Le président pakistanais Pervez Musharraf va contre-attaquer après l'annonce jeudi par la coalition gouvernementale d'une procédure de destitution à son encontre, a averti vendredi le camp du chef de l'État, allié des États-Unis dans leur «guerre contre le terrorisme».

La perspective d'une destitution du président --une première dans l'Histoire du Pakistan-- plonge cette puissance nucléaire militaire musulmane dans une crise ouverte au sommet de l'État.

Les artisans de la coalition gouvernementale formée en mars, le veuf de Benazir Bhutto, Asif Ali Zardari, et l'ex-premier ministre Nawaz Sharif, ont annoncé jeudi le lancement de cette procédure contre M. Musharraf, au pouvoir depuis un coup d'État en 1999 et réélu de manière controversée en octobre 2007.

«Nous allons nous y opposer. C'est une tentative qui ne tient pas debout et qui constitue sans aucun doute le meilleur moyen de courir à la catastrophe», a répliqué Tariq Azim, ex-ministre de l'Information de M. Musharraf et responsable de la Ligue musulmane du Pakistan-Q (PML-Q), proche du chef de l'État.

«Tout cela déstabilisera le pays», a-t-il prévenu.

M. Musharraf, qui a annulé son voyage aux jeux Olympiques de Pékin, «fait l'inventaire de ses options», a indiqué un responsable à la présidence. «Il répondra aux allégations du gouvernement et se défendra lui-même», a-t-il ajouté.

Constitutionnellement, le président a le droit de «dissoudre» l'Assemblée nationale, voire de «déclarer l'état d'urgence», avait averti jeudi ce responsable.

Une éventualité à laquelle MM. Zardari et Sharif ont dit ne pas souscrire.

«Il peut révoquer le gouvernement, le suspendre ou quitter le pouvoir, mais cette dernière solution est très peu probable. Il le fera uniquement s'il se rend compte que le véritable pouvoir ne le soutient pas», a expliqué un conseiller présidentiel, faisant allusion à l'armée, le pilier du Pakistan.

L'ex-général Musharraf n'est plus chef des armées depuis novembre 2007, ni même militaire. Son successeur, le général Ashfaq Kayani, a toujours fait montre de loyauté.

M. Musharraf a par ailleurs affirmé sa réticence à voir les militaires intervenir dans le champ politique dans un pays qui a vécu la moitié de ses 61 ans d'existence sous la férule de généraux putschistes.
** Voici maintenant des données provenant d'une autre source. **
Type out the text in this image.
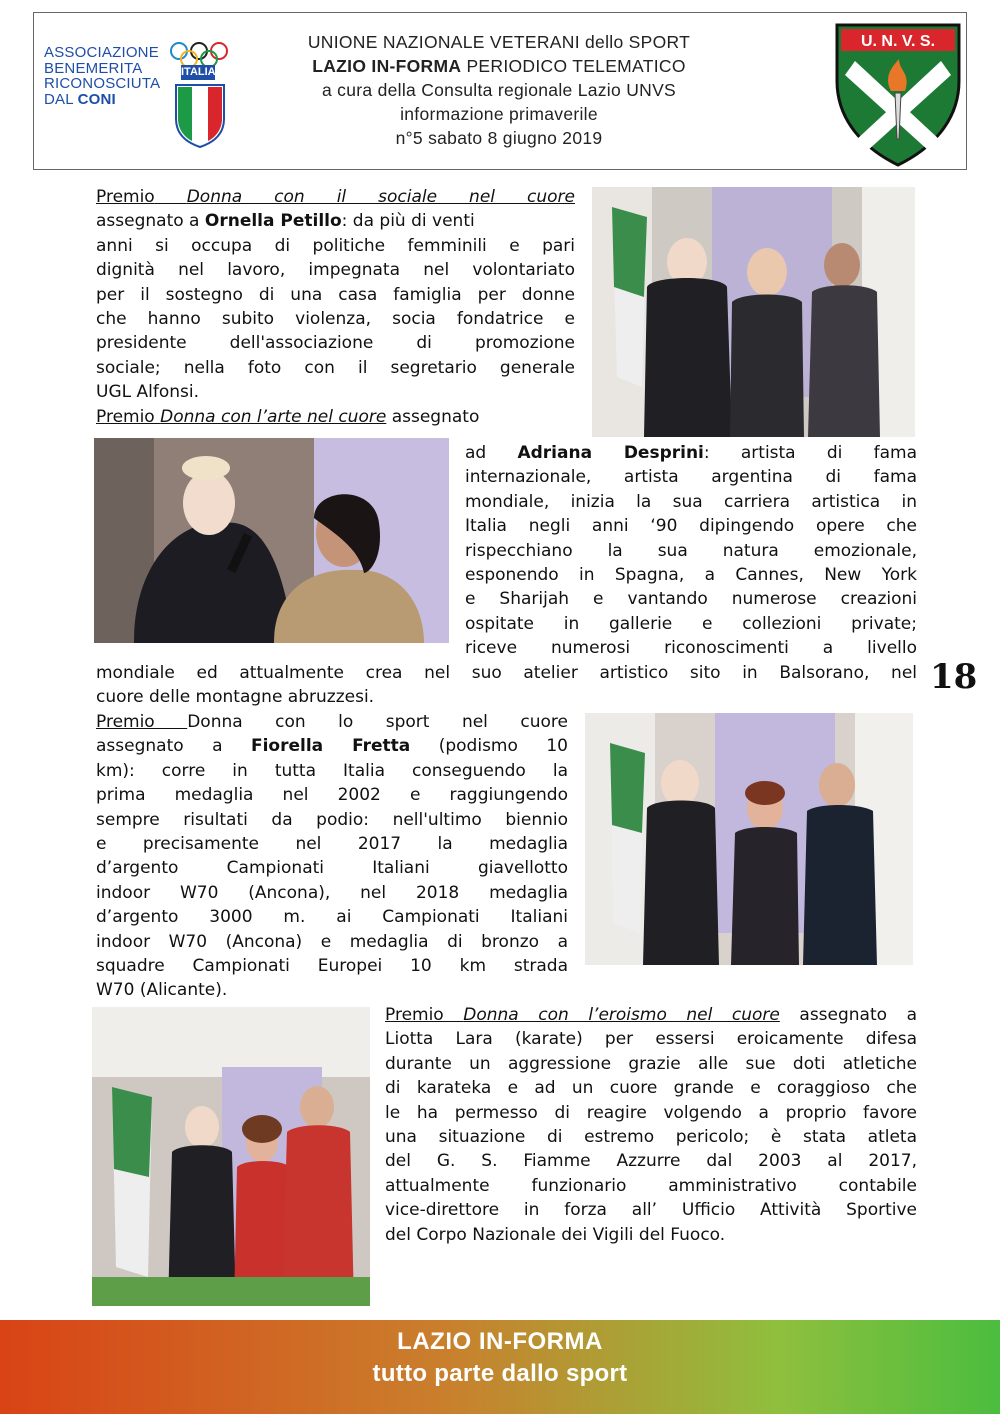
ASSOCIAZIONE
BENEMERITA
RICONOSCIUTA
DAL CONI
ITALIA
UNIONE NAZIONALE VETERANI dello SPORT
LAZIO IN-FORMA PERIODICO TELEMATICO
a cura della Consulta regionale Lazio UNVS
informazione primaverile
n°5 sabato 8 giugno 2019
U. N. V. S.
Premio Donna con il sociale nel cuore
assegnato a Ornella Petillo: da più di venti
anni si occupa di politiche femminili e pari
dignità nel lavoro, impegnata nel volontariato
per il sostegno di una casa famiglia per donne
che hanno subito violenza, socia fondatrice e
presidente dell'associazione di promozione
sociale; nella foto con il segretario generale
UGL Alfonsi.
Premio Donna con l’arte nel cuore assegnato
ad Adriana Desprini: artista di fama
internazionale, artista argentina di fama
mondiale, inizia la sua carriera artistica in
Italia negli anni ‘90 dipingendo opere che
rispecchiano la sua natura emozionale,
esponendo in Spagna, a Cannes, New York
e Sharijah e vantando numerose creazioni
ospitate in gallerie e collezioni private;
riceve numerosi riconoscimenti a livello
mondiale ed attualmente crea nel suo atelier artistico sito in Balsorano, nel
cuore delle montagne abruzzesi.
18
Premio Donna con lo sport nel cuore
assegnato a Fiorella Fretta (podismo 10
km): corre in tutta Italia conseguendo la
prima medaglia nel 2002 e raggiungendo
sempre risultati da podio: nell'ultimo biennio
e precisamente nel 2017 la medaglia
d’argento Campionati Italiani giavellotto
indoor W70 (Ancona), nel 2018 medaglia
d’argento 3000 m. ai Campionati Italiani
indoor W70 (Ancona) e medaglia di bronzo a
squadre Campionati Europei 10 km strada
W70 (Alicante).
Premio Donna con l’eroismo nel cuore assegnato a
Liotta Lara (karate) per essersi eroicamente difesa
durante un aggressione grazie alle sue doti atletiche
di karateka e ad un cuore grande e coraggioso che
le ha permesso di reagire volgendo a proprio favore
una situazione di estremo pericolo; è stata atleta
del G. S. Fiamme Azzurre dal 2003 al 2017,
attualmente funzionario amministrativo contabile
vice-direttore in forza all’ Ufficio Attività Sportive
del Corpo Nazionale dei Vigili del Fuoco.
LAZIO IN-FORMA
tutto parte dallo sport
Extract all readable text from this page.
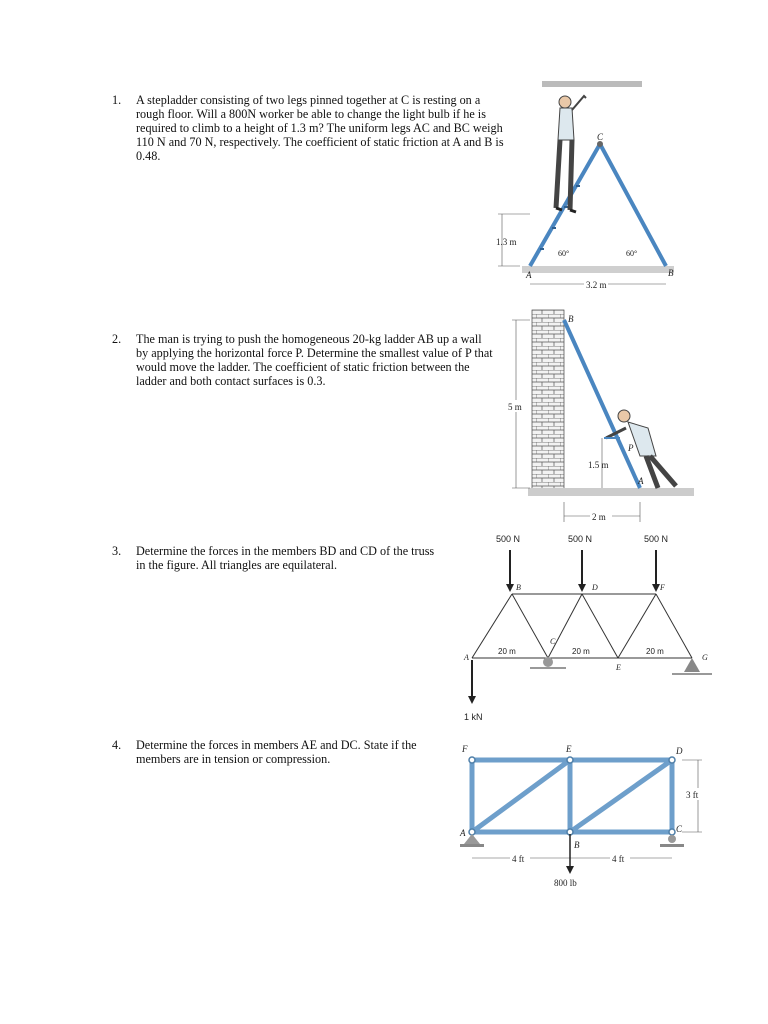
1. A stepladder consisting of two legs pinned together at C is resting on a rough floor. Will a 800N worker be able to change the light bulb if he is required to climb to a height of 1.3 m? The uniform legs AC and BC weigh 110 N and 70 N, respectively. The coefficient of static friction at A and B is 0.48.
1.3 m
60°	60°
A	B
C
3.2 m
2. The man is trying to push the homogeneous 20-kg ladder AB up a wall by applying the horizontal force P. Determine the smallest value of P that would move the ladder. The coefficient of static friction between the ladder and both contact surfaces is 0.3.
B
A
P
5 m
1.5 m
2 m
3. Determine the forces in the members BD and CD of the truss in the figure. All triangles are equilateral.
500 N	500 N	500 N
B
C
D
E
F
A	G
20 m	20 m	20 m
1 kN
4. Determine the forces in members AE and DC. State if the members are in tension or compression.
F	E	D
A
B
C
3 ft
4 ft	4 ft
800 lb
Si bien que sans le feu vert des militaires, M. Musharraf aurait du mal à imposer l'état d'urgence. «L'armée ne voudra pas prendre part au jeu politique», a tranché le politologue Shafqat Mahmood.

Quant à la dissolution de l'Assemblée nationale élue en février et dominée par les partis de l'ex-opposition, elle serait grandement impopulaire. Ce choix serait «dommageable à la démocratie et à l'économie», a admis l'ex-ministre Azim.

Concrètement, un acte d'accusation contre le chef de l'État devrait être émis puis soumis au vote du Parlement. Le président de l'Assemblée nationale, la chambre basse, devra ensuite lui demander de se défendre.

Cette assemblée ne siège pas actuellement, mais le gouvernement pourrait la convoquer en session extraordinaire dès lundi, jour du 65e anniversaire de M. Musharraf.

Mais selon M. Azim, la coalition ne serait pas en mesure de rassembler les deux-tiers nécessaires au sein des deux chambres parlementaires.

«Le compte n'y est pas pour la coalition», a-t-il affirmé.

«Nous allons préparer le dossier. Le président doit se présenter devant le Parlement, se défendre et dire au moins: +Je ne suis pas un escroc+», a déclaré Mushahid Hussain, secrétaire général de la PML-Q.

Pour l'instant, M. Musharraf jouit du soutien de Washington lancé dans cette région dans sa «guerre contre le terrorisme» contre Al-Qaeda et les talibans.

Toutefois, le département d'État américain a estimé vendredi que la procédure de destitution était une affaire interne pakistanaise.